Your Legacy is Now
Life is not a search for meaning from others, it’s about the creation of meaning for yourself.
For over 30 years Alan Weiss has consulted, coached, and advised everyone from Fortune 500 executives, state governors, non-profit directors, and entrepreneurs to athletes, entertainers, and beauty pageant contestants. That’s quite an assortment of people, and they run into the thousands. Most of them have had what we euphemistically call “means,” and some of them have had a lot more than that. Others have been aspiring and with more ends in sight than means on hand.
Alan Weiss states:
I’ve dealt with esteem (low), narcissism (high), family problems, leadership dysfunctions, insecurities, addictions, and ethical quandaries. And I’ve talked about them through the coronavirus crisis. But don’t get the wrong idea. About 95% of these people have been well-meaning, honest (to the best of their knowledge), and interested in becoming a better person and better professional. Otherwise, they wouldn’t be talking to me.
I found the equivalent of the “runner’s wall” in their journeys, where they must break through the pain and the obstacles and then can keep going with renewed energy and spirit. But runners know how far they must go after the breakthrough, be it another half lap or another five miles. There is a finish line.
I’ve found that people in all positions, even after the “breakthrough,” don’t know where they are in the race, let alone where the finish line is.
They do not know what meaning is for them. They may have money in the bank, good relationships, the admiration of others, and the love of their dogs. But they have no metrics for “What now?” They believe that at the end of life there is a tallying, some metaphysical accountant who totals up their contributions, deducts their bad acts, and creates the (hopefully positive) difference.
That difference, they believe, is their “legacy.”

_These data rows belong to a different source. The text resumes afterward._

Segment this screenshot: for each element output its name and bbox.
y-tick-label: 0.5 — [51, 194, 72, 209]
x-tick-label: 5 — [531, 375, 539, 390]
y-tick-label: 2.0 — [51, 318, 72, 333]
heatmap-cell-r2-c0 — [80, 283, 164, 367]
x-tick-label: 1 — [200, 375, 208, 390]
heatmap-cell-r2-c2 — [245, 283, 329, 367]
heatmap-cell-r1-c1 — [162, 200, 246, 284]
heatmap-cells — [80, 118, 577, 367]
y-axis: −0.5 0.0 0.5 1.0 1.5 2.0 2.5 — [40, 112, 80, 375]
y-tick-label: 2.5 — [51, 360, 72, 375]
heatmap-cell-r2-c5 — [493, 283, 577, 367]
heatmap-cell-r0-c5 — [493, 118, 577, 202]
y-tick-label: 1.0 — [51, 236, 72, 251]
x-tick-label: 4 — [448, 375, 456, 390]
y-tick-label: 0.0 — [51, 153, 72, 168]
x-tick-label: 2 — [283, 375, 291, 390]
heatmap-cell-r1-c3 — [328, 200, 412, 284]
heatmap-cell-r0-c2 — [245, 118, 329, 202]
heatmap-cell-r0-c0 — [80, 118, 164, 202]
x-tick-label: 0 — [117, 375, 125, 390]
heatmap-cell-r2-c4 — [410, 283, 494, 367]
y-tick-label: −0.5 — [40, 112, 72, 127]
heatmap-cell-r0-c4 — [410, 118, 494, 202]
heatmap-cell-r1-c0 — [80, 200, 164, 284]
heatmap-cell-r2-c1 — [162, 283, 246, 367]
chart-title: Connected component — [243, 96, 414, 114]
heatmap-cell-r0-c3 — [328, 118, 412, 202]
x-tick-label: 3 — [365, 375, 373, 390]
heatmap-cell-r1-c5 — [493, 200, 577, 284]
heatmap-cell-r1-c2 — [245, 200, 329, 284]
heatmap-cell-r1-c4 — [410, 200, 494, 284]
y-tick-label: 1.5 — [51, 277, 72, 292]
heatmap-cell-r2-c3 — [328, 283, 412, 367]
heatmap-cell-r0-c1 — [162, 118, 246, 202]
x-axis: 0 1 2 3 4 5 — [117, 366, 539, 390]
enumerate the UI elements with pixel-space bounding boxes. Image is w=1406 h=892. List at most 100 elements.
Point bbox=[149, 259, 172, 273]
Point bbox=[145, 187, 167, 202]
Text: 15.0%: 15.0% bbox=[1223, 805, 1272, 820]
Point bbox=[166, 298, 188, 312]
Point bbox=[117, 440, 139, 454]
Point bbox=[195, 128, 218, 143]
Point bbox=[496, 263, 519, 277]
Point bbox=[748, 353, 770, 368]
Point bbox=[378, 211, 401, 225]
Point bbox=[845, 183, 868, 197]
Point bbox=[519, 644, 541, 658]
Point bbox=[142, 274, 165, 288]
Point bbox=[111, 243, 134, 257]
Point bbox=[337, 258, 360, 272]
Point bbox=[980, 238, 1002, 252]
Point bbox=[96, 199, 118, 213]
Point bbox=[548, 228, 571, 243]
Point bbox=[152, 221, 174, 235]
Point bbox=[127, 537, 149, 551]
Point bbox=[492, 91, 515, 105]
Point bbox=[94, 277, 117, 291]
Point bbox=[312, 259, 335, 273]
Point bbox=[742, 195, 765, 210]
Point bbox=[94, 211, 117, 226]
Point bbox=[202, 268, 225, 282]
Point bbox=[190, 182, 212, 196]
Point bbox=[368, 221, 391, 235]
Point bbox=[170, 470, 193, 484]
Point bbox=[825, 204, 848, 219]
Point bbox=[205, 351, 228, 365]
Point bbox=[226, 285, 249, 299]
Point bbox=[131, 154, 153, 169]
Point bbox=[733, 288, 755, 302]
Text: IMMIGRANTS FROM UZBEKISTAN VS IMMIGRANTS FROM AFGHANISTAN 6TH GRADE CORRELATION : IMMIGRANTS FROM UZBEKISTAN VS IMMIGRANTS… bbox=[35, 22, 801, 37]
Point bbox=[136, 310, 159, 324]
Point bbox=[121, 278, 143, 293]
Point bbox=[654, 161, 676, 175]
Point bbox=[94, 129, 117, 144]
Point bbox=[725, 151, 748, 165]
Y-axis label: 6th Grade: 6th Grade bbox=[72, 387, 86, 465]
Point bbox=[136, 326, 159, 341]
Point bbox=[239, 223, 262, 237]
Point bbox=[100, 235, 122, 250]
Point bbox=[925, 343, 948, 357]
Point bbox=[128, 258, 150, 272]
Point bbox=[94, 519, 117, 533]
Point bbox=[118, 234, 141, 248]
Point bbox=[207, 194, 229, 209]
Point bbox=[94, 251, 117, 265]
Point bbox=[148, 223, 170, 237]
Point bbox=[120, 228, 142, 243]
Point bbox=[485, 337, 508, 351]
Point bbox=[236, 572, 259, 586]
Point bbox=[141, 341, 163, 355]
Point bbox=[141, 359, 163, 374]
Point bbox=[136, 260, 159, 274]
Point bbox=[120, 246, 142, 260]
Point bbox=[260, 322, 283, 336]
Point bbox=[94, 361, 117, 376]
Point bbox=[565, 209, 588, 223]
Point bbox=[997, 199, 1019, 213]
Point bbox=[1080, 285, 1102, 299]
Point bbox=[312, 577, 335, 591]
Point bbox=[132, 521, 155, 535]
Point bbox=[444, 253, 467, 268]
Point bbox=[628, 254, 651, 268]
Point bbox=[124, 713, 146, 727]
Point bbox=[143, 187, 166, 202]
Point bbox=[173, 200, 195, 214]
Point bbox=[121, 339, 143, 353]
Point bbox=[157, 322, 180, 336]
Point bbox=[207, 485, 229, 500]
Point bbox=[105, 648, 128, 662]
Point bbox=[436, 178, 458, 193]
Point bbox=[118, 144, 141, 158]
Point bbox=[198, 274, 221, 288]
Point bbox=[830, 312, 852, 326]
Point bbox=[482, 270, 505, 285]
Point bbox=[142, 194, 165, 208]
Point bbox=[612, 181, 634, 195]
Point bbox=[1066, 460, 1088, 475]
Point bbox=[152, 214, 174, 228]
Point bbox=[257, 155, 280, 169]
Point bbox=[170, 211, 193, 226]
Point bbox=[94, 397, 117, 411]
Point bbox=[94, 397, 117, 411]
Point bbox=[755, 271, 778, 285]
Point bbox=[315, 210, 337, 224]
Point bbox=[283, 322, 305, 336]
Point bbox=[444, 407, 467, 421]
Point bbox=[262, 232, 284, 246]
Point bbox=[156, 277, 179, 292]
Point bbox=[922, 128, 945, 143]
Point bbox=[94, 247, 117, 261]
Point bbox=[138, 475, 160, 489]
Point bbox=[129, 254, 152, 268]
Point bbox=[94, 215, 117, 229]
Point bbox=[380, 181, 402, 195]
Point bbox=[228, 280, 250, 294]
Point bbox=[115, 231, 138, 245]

But the thought that legacy arrives at the end of life is as ridiculous as someone who decides to sell a business and tries to increase its valuation the day prior. Legacy is now. Legacy is daily. Every day we create the next page in our lives, but the question becomes who is writing it and what’s being written. Is someone else creating our legacy? Or are we, ourselves, simply writing the same page repeatedly?
Or do we leave it blank?
Our organic, living legacy is marred and squeezed by huge normative pressures. There is a “threshold” point, at which one’s beliefs and values are overridden by immense peer pressure. Our metrics are forced to change.

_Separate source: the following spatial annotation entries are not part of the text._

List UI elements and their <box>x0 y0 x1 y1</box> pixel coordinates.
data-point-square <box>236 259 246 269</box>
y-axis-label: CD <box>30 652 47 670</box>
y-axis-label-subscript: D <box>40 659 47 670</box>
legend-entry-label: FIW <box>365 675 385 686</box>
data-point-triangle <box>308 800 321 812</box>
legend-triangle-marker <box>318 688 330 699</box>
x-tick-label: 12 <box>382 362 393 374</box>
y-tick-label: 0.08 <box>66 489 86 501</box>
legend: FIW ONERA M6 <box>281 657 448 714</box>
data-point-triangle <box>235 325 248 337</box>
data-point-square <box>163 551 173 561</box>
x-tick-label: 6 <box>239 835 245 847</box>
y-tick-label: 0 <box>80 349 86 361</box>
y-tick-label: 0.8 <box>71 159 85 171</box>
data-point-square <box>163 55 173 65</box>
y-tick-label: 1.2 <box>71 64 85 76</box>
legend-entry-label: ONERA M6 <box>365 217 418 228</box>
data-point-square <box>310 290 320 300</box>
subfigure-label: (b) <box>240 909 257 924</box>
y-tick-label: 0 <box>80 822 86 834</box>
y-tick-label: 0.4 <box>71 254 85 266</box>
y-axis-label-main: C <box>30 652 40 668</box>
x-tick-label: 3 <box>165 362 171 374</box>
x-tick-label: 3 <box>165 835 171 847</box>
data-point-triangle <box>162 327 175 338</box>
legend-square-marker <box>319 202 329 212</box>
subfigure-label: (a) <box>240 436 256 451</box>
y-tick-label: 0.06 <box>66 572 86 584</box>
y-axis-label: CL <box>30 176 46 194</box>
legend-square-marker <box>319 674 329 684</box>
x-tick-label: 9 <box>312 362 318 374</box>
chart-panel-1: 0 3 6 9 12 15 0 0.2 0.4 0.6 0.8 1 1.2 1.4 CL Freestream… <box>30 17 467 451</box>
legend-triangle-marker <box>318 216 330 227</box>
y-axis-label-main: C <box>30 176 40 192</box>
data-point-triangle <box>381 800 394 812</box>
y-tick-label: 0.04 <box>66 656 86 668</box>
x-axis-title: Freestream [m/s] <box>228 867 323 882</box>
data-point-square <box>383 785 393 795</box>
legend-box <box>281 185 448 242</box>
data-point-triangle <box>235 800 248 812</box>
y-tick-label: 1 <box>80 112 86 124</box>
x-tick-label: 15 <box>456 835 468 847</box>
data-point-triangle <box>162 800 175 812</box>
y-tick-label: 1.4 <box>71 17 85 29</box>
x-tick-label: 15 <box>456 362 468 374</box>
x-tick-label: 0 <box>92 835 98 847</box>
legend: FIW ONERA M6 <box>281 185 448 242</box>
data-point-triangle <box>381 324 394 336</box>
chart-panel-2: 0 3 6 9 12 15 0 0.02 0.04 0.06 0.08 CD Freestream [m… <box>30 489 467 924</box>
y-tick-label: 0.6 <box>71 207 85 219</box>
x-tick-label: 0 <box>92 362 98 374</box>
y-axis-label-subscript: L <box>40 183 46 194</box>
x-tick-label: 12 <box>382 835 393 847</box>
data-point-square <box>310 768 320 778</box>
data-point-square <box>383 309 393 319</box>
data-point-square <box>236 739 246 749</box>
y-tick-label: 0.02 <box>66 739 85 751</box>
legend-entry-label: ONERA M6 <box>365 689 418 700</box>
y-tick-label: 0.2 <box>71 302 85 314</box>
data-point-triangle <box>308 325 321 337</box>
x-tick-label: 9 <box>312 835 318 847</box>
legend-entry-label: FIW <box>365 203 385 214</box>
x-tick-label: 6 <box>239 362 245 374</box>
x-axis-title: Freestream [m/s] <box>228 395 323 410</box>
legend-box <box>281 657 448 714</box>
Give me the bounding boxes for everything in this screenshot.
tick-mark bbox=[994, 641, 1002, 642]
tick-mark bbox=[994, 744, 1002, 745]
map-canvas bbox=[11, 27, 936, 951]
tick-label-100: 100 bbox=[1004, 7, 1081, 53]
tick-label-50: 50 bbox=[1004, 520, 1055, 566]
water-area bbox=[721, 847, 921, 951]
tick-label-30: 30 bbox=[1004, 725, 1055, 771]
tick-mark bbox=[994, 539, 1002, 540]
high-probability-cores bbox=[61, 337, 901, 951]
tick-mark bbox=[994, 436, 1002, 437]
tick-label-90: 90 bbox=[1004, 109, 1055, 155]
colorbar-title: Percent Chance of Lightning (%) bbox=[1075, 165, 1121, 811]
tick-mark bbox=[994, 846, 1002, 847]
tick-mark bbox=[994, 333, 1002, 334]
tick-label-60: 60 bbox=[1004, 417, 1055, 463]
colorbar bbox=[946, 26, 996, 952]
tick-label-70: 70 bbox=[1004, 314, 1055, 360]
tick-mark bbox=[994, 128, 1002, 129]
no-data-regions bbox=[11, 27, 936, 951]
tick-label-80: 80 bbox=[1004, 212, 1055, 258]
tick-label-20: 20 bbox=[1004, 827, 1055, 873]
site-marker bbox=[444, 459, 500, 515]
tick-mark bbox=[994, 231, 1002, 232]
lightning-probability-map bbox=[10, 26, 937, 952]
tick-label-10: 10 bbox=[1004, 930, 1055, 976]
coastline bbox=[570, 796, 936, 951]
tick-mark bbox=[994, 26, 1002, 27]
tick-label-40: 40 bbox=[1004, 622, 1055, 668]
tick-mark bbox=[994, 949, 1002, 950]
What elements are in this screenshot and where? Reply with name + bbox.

In an age of social media, biased press, and bullying, we’ve come to a point where our legacy, ironically, is almost out of our hands.
Yet our “meaning”—our creation of meaning and not a search for some illusive alchemy—creates worth and impact for us and all those with whom we interact.
Kel Marsh
Hi Allan, re ‘Locking Down A Country Make Sense’. as a ‘Kiwi’ that has experienced the New Zealand COVID elimination regime I fully agree with you. An increasing number of Kiwis are becoming intolerant of high level lockdowns, as we watch countries such as the UK and US open up.

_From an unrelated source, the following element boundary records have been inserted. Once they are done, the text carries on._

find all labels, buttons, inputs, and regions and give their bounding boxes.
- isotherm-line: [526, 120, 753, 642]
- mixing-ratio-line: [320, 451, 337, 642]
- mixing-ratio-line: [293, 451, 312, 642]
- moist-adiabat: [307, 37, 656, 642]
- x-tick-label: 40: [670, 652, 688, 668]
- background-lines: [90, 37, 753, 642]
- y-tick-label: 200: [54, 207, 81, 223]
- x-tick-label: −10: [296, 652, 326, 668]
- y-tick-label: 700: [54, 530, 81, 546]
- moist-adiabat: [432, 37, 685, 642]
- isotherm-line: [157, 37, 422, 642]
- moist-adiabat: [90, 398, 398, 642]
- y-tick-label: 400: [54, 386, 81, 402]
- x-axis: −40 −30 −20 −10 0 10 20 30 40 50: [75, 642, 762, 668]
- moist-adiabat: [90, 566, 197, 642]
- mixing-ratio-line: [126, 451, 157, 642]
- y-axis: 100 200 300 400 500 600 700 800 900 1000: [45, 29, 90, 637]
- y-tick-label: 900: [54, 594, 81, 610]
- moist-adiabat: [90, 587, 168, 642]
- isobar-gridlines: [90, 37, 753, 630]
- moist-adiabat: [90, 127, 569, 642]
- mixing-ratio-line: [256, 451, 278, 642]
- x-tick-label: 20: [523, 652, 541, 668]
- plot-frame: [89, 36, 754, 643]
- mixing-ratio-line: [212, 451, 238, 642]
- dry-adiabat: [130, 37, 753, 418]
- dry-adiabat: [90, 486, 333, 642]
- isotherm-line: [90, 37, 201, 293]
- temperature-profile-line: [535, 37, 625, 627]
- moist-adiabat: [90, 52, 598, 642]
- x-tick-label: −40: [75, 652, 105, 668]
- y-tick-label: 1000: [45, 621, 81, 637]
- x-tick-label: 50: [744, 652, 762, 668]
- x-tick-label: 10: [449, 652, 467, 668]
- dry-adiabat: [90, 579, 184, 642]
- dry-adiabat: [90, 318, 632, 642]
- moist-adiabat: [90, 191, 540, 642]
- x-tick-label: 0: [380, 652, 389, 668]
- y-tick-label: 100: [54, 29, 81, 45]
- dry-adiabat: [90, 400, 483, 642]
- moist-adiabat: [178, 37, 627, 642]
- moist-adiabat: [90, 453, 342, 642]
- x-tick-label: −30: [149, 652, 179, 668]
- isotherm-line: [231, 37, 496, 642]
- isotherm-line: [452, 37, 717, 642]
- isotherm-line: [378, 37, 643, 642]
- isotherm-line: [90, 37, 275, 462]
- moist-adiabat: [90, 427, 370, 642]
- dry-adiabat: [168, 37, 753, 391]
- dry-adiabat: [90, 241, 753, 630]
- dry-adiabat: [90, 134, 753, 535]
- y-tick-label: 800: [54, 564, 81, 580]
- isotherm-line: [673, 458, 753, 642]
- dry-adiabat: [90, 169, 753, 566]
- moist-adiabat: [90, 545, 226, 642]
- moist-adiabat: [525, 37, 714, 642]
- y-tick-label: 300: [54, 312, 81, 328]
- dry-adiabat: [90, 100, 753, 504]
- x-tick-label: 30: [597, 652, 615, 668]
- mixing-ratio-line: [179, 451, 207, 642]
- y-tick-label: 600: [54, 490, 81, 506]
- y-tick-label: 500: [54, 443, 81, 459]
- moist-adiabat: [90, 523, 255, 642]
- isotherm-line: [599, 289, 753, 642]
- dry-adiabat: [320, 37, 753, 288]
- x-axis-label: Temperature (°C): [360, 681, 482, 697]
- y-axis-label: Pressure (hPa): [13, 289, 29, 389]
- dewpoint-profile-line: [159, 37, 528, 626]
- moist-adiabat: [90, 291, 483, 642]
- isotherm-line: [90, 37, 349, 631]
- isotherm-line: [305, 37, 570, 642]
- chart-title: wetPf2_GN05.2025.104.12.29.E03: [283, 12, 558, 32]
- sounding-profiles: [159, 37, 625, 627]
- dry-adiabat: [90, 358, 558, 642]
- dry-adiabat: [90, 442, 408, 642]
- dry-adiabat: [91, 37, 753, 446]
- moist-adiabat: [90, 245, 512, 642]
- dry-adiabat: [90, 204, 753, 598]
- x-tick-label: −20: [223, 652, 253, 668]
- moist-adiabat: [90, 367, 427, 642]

We are told that the rest of the world is a mess and getting worse and NZ is the only safe place to be. The level of fear perpetrated by those at the top is palatable among vulnerable sectors of our population, but the rest of us can see that our prime minister has no other plan but to lockdown early, again and again. Increasing fear goes hand in hand with increasing control. Awareness of loss of personal autonomy is dawning on law-abiding Kiwis and is beginning to be reflected in the polls.
While the media of the world admires the ‘optics’ created by our prime minister, rollout of the vaccine has been extremely slow – as of yesterday only 40% of our police force has been fully vaccinated, testing of border staff is infrequent, theres a big gap between what the govt says is happening and what most of us are experiencing. We are a small population surrounded by the world’s largest moat, the Pacific Ocean. NZ handled 2020 well. But now proactive, productive Kiwis are asking for our government to move on asking for the ‘Living with COVID’ plan. So far nothing.
Alan Weiss
Kel, I can’t understand how New Zealand and Australia (and Canada, originally) have been so remiss in vaccine distribution. It’s not like we can’t send things to the South Pacific. It’s been a year. Even amidst polarization and an election in the US we managed to produce and distribute vaccines rapidly. (Trump actually got it done.) I have no respect for politicians—-who rarely suffer the effects of lockdowns personally–who decide to limit everyone’s choice, undercut their means of income, and shut down social interactions. You cannot achieve zero deaths, zero infections, Covid is here to stay. But you can significantly reduce deaths (most of which are among the unvaccinated) and reduce infections through vaccinations and social distancing and masks, as needed. Your government is just killing business and destroying savings.